Macromolecules carrying biological information often consist of independent modules containing recurring structural motifs. Detection of a specific structural motif within a protein (or DNA) aids in elucidating the role played by the protein (DNA element) and the mechanism of its operation. The number of crystallographically known structures at high resolution is increasing very rapidly. Yet, comparison of three-dimensional structures is a laborious time-consuming procedure that typically requires a manual phase. To date, there is no fast automated procedure for structural comparisons. We present an efficient O(n3) worst case time complexity algorithm for achieving such a goal (where n is the number of atoms in the examined structure). The method is truly three-dimensional, sequence-order-independent, and thus insensitive to gaps, insertions, or deletions. This algorithm is based on the geometric hashing paradigm, which was originally developed for object recognition problems in computer vision. It introduces an indexing approach based on transformation invariant representations and is especially geared toward efficient recognition of partial structures in rigid objects belonging to large data bases.
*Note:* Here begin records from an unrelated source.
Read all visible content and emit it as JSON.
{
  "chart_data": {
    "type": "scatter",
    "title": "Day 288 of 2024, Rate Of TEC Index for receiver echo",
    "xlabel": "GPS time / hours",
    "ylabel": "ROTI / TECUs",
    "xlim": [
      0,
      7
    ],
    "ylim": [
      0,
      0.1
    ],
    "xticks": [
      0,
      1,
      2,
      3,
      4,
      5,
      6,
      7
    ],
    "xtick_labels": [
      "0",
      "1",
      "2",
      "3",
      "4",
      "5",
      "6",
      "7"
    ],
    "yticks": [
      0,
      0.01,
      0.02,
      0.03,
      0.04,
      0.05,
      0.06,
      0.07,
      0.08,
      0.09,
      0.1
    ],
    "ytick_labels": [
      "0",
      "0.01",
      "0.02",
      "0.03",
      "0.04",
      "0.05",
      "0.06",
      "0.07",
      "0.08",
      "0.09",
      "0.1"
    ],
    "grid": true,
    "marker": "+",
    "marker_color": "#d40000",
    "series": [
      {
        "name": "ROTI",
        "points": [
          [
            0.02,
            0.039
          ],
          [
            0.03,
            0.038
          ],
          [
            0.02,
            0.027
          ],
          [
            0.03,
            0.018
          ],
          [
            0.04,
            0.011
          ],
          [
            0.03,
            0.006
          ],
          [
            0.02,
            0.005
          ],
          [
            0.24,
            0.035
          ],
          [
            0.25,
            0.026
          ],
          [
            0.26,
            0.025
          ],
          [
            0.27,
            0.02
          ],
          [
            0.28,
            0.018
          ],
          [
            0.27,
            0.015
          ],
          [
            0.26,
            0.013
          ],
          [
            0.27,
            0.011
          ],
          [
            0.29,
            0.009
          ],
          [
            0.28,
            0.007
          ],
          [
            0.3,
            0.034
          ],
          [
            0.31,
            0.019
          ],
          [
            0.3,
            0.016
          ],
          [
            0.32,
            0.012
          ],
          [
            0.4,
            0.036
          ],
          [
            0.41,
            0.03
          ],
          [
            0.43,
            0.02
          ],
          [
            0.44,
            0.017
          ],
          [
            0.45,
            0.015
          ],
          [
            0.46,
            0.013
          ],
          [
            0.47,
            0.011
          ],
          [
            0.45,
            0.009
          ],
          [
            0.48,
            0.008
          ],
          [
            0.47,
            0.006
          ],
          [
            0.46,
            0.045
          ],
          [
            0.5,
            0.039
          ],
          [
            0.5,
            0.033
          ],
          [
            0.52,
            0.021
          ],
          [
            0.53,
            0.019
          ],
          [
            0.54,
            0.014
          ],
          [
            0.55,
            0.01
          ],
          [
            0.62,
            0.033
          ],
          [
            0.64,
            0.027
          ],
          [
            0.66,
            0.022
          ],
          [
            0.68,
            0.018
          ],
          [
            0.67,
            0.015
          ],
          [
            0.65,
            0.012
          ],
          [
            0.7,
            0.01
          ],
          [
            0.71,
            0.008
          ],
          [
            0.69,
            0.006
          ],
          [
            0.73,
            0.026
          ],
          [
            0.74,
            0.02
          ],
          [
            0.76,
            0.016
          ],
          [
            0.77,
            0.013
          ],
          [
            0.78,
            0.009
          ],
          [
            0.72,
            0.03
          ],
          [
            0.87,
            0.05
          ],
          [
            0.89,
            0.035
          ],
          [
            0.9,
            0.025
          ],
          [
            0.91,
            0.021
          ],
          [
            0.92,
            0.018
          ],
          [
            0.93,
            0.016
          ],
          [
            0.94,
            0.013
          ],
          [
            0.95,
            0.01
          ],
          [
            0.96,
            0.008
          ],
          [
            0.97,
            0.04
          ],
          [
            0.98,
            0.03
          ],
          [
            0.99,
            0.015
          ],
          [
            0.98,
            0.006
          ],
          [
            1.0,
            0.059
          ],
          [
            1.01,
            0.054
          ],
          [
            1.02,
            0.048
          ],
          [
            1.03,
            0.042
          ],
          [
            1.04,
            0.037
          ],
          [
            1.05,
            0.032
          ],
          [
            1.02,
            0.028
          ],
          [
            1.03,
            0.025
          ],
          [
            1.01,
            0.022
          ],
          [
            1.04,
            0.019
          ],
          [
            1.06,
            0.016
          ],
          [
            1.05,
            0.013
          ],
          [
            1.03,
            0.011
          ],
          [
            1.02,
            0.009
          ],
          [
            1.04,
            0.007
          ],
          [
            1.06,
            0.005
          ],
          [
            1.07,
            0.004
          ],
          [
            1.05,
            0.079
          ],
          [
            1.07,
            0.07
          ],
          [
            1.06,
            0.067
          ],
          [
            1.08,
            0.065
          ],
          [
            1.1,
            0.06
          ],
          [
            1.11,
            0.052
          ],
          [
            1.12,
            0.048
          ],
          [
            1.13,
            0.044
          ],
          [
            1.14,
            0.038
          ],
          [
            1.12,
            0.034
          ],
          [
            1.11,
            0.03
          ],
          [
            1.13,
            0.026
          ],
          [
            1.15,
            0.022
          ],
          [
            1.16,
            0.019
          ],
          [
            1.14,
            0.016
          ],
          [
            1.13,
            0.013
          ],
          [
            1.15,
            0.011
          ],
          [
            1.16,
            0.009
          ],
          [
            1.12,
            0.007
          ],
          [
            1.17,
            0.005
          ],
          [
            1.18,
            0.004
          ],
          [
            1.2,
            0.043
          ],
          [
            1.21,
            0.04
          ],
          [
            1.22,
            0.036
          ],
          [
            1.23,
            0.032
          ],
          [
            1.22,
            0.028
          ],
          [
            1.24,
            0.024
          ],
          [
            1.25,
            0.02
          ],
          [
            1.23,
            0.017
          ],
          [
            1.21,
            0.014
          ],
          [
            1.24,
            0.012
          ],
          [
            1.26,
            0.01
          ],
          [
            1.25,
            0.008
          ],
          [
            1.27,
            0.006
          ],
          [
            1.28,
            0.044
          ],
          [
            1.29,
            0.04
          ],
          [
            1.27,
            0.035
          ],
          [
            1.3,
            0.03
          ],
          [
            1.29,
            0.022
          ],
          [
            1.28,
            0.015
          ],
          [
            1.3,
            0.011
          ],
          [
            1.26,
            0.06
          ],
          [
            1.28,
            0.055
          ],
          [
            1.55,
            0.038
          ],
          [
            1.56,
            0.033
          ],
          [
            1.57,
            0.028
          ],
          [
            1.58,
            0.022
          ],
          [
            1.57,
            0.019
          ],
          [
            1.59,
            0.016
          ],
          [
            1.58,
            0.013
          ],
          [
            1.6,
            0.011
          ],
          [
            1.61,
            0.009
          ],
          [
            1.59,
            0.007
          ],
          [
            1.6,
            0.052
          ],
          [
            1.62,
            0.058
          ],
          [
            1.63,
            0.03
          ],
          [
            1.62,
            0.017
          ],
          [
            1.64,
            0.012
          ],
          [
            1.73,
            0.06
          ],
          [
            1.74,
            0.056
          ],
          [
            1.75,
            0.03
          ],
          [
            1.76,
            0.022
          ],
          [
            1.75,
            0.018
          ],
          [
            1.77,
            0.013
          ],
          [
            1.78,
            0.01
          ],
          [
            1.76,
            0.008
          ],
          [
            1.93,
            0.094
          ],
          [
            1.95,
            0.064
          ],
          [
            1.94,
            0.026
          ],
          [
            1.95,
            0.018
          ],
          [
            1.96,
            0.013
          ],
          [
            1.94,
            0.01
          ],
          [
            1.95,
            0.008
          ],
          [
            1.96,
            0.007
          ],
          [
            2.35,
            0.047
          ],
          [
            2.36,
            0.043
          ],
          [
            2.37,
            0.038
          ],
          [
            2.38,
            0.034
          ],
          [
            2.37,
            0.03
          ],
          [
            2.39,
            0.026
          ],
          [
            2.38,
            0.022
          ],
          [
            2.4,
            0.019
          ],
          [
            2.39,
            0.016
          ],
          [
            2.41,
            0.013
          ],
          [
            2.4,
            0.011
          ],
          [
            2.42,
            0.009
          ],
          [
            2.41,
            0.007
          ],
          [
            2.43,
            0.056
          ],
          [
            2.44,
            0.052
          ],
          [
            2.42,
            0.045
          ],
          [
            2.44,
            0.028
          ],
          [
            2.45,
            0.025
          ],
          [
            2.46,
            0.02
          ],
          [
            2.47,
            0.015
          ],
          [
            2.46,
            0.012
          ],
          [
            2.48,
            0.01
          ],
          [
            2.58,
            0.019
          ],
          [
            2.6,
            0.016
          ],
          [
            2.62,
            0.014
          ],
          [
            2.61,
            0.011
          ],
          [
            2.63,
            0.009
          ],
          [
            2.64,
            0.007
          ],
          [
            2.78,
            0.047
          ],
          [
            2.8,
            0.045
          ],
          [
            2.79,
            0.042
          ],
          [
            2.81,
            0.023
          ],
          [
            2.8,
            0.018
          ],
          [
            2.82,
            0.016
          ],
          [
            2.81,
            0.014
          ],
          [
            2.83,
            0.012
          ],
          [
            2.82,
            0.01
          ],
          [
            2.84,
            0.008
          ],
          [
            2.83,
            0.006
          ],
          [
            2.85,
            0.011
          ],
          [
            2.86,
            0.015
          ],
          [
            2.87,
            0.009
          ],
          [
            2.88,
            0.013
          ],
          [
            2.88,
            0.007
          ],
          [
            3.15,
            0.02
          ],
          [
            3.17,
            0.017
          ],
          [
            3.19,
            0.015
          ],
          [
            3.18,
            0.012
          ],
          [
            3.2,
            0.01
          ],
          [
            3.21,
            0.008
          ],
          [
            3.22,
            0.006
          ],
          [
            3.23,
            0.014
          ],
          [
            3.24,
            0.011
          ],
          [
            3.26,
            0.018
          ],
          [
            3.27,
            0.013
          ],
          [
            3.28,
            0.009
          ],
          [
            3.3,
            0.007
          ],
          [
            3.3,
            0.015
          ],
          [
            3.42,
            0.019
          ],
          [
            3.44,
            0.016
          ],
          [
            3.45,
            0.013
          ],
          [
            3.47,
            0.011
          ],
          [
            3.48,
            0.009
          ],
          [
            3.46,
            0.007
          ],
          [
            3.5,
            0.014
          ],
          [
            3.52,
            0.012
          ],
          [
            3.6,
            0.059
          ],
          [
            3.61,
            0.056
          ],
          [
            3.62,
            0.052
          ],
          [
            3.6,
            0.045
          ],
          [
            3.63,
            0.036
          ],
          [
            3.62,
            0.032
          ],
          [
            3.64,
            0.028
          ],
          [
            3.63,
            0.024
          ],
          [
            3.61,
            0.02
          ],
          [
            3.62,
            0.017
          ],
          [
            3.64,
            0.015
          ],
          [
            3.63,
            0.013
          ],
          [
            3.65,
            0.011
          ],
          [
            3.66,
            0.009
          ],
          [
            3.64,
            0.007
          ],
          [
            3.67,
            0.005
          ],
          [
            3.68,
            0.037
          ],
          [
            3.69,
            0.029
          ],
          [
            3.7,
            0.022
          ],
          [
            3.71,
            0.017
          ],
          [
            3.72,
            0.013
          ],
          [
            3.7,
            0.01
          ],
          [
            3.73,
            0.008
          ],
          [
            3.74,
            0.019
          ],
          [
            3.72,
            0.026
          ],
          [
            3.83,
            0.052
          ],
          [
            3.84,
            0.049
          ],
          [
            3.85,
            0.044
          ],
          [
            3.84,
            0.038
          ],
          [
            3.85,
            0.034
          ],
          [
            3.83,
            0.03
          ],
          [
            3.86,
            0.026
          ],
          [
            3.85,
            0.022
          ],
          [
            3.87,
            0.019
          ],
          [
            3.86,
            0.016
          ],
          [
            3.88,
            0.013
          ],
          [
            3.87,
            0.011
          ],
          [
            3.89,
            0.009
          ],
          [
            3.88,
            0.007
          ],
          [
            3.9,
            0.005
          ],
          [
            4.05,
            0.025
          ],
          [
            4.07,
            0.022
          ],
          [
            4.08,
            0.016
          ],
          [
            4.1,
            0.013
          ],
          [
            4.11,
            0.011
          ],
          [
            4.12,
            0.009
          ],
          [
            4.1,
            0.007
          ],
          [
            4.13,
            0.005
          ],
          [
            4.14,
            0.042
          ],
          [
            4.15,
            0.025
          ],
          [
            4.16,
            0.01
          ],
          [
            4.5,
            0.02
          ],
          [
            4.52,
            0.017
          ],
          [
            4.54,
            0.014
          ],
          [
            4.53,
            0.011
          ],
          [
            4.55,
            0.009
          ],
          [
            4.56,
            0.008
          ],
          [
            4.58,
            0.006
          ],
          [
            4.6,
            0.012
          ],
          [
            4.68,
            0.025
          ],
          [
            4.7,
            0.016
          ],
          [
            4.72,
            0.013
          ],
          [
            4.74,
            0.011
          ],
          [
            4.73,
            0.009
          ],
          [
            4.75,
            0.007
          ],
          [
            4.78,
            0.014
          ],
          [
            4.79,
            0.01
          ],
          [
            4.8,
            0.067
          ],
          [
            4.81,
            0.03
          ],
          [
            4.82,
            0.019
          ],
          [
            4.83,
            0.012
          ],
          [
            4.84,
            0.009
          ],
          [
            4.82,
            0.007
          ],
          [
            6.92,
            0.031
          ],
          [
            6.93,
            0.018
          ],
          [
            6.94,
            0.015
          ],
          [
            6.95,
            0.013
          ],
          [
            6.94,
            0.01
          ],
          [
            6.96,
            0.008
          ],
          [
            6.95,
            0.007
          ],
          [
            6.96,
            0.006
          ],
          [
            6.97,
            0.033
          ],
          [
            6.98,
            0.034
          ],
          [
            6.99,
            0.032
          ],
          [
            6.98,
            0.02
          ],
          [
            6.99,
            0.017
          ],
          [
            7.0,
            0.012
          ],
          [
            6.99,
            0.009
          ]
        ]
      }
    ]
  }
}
This algorithm is suitable for quick scanning of structural data bases and will detect a recurring structural motif that is a priori unknown. The algorithm uses protein (or DNA) structures, atomic labels, and their three-dimensional coordinates. Additional information pertaining to the structure speeds the comparisons. The algorithm is straightforwardly parallelizable, and several versions of it for computer vision applications have been implemented on the massively parallel connection machine. A prototype version of the algorithm has been implemented and applied to the detection of substructures in proteins.
携带生物信息的大分子通常由包含重复结构基序的独立模块组成。在蛋白质(或DNA)中检测特定的结构基序有助于阐明该蛋白质(DNA元件)所起的作用及其运作机制。高分辨率晶体学已知结构的数量正在迅速增加。然而,三维结构的比较是一个费力且耗时的过程,通常需要人工操作。迄今为止,还没有用于结构比较的快速自动化程序。我们提出了一种高效的最坏情况时间复杂度为O(n3)的算法(其中n是被检查结构中的原子数)来实现这一目标。该方法是真正的三维、与序列顺序无关的,因此对缺口、插入或缺失不敏感。此算法基于几何哈希范式,该范式最初是为计算机视觉中的目标识别问题而开发的。它引入了一种基于变换不变表示的索引方法,特别适用于高效识别属于大型数据库的刚性物体中的部分结构。该算法适用于快速扫描结构数据库,并将检测到一个事先未知的重复结构基序。该算法使用蛋白质(或DNA)结构、原子标签及其三维坐标。与结构相关的附加信息加快了比较速度。该算法易于并行化,并且已经在大规模并行连接机上实现了几个用于计算机视觉应用的版本。该算法的一个原型版本已经实现并应用于蛋白质中亚结构的检测。